It is not just inertia and coercion that work in favour of English. It is also, these days, popular demand. English is the language of technology. In Africa and South Asia, most higher education is in English, so those who aspire to a college education must master the language. “In higher studies, like medicine and engineering, English is a must,” says Atul Kumar Srivastava, president of the Association of Private Schools of Uttar Pradesh, and headmaster of St Basil’s School, Lucknow.
English-medium education is no longer the preserve of the elite. Sameena Asif, whose husband is a street hawker, sends her three children to private school in Lahore, Pakistan. “They won’t get a degree or a job if they can’t speak English. I have a BA in Urdu, but it’s useless. I’m embarrassed that I was educated in Urdu.”
Many state governments in India, like that in Uttar Pradesh, are establishing or expanding English-medium education. All primary schools are English-medium in Jammu & Kashmir; Andhra Pradesh announced last year that its elementary schools would convert to English; others are experimenting on a smaller scale. In Pakistan, the Punjab provincial government announced in 2009 that it would go English-medium, and Khyber Pakhtunkhwa announced the same in 2013.
The medium clouds the message
Yet there are problems associated with much English-medium schooling. Visitors soon discover that, except in elite establishments, interviews in most “English-medium” schools have to be conducted through an interpreter, in the local language, because neither teachers nor pupils speak much English. At the Lucknow primary school, the head teacher and two out of four teachers speak reasonably good English, but the other two little. Since most of the pupils’ parents are illiterate, they are unlikely to be aware of that.
Such difficulties are reflected in the findings of much research into the educational outcomes of English-medium schooling. The most-often cited study into private versus government-school outcomes in India, carried out in Andhra Pradesh in 2013, found that on average pupils in private schools performed a bit better than those in government schools. But pupils in Telugu-speaking private schools did considerably better in maths than those in English-medium schools.

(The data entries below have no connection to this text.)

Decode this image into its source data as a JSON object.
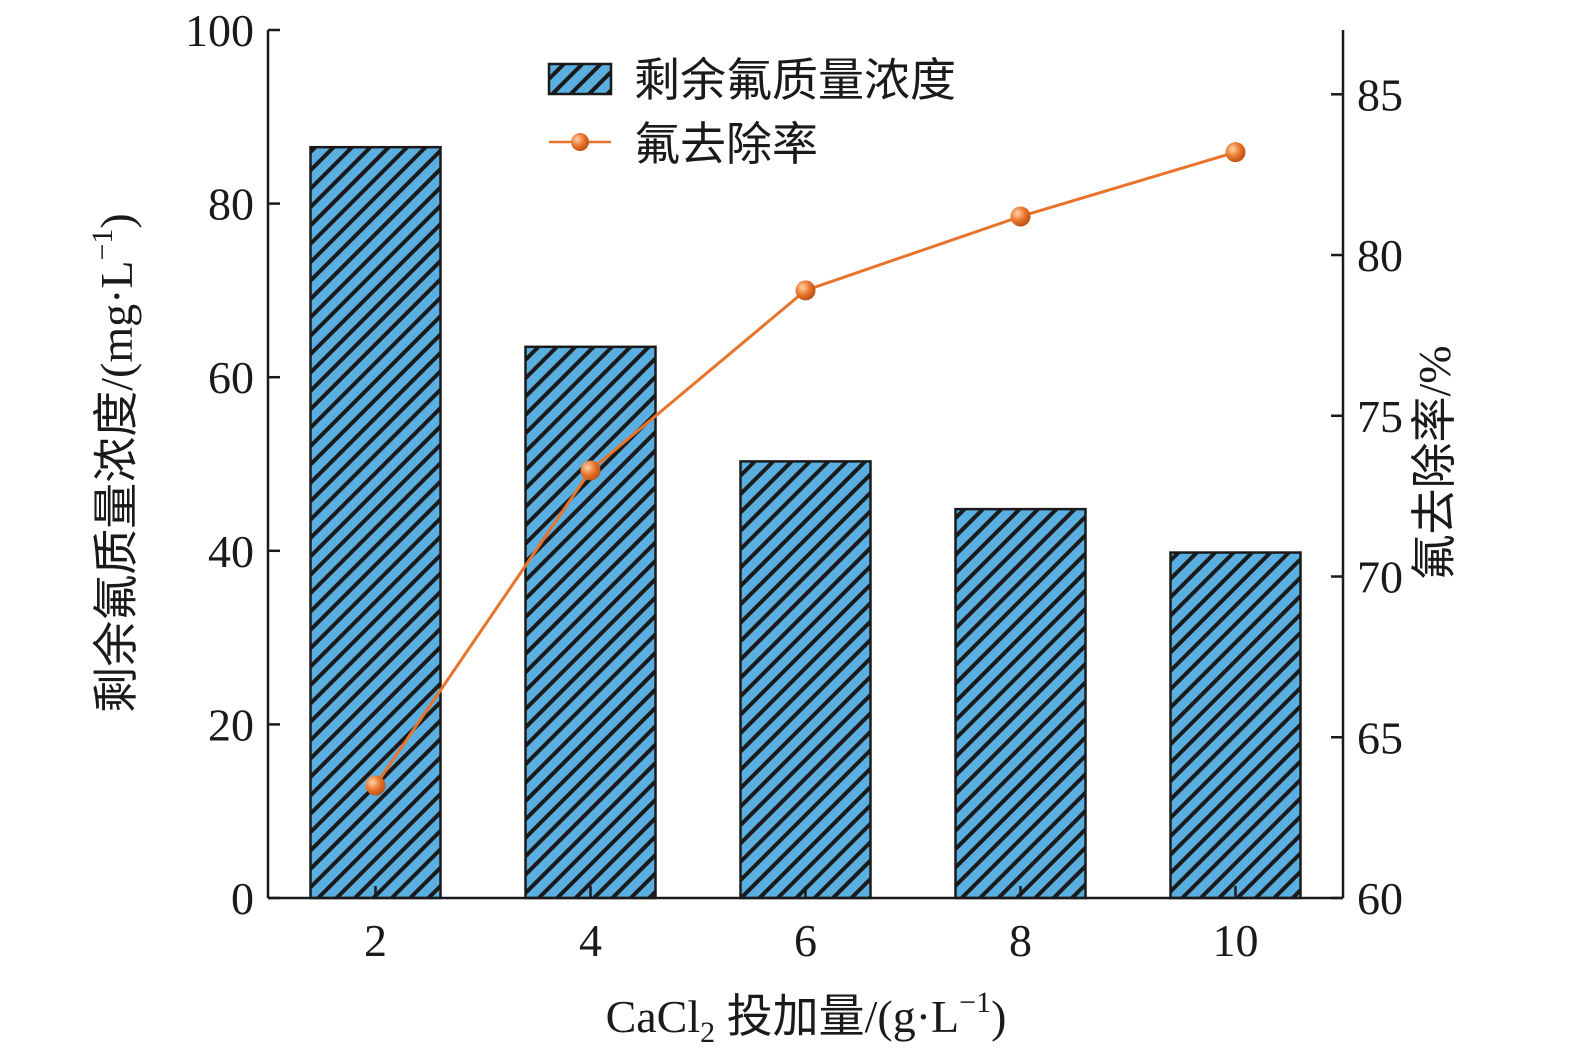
{
  "chart_data": {
    "type": "bar",
    "categories": [
      "2",
      "4",
      "6",
      "8",
      "10"
    ],
    "x_values": [
      2,
      4,
      6,
      8,
      10
    ],
    "series": [
      {
        "name": "剩余氟质量浓度",
        "type": "bar",
        "axis": "left",
        "values": [
          86.5,
          63.5,
          50.3,
          44.8,
          39.8
        ]
      },
      {
        "name": "氟去除率",
        "type": "line",
        "axis": "right",
        "values": [
          63.5,
          73.3,
          78.9,
          81.2,
          83.2
        ]
      }
    ],
    "xlabel": {
      "main": "CaCl",
      "sub": "2",
      "rest": " 投加量/(g·L",
      "sup": "−1",
      "end": ")"
    },
    "ylabel_left": {
      "main": "剩余氟质量浓度/(mg·L",
      "sup": "−1",
      "end": ")"
    },
    "ylabel_right": "氟去除率/%",
    "y_left_lim": [
      0,
      100
    ],
    "y_left_ticks": [
      "0",
      "20",
      "40",
      "60",
      "80",
      "100"
    ],
    "y_right_lim": [
      60,
      87
    ],
    "y_right_ticks": [
      "60",
      "65",
      "70",
      "75",
      "80",
      "85"
    ],
    "x_ticks": [
      "2",
      "4",
      "6",
      "8",
      "10"
    ],
    "legend_position": "top-center",
    "grid": false,
    "colors": {
      "bar_fill": "#5aafe0",
      "bar_hatch": "#1a1a1a",
      "line": "#e8742c",
      "marker": "#e8742c",
      "axis": "#1a1a1a"
    }
  }
}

History provides some intriguing examples of the effect of being educated in the mother tongue or some other language. A policy change in South Africa introduced in 1955 by the apartheid government used the medium of education to sharpen the divide between whites and blacks, increasing the years of schooling that children got in their mother tongue. Two extra years of mother-tongue schooling, instead of schooling in Afrikaans or English, raised both literacy and wages, according to a recent study of historical data.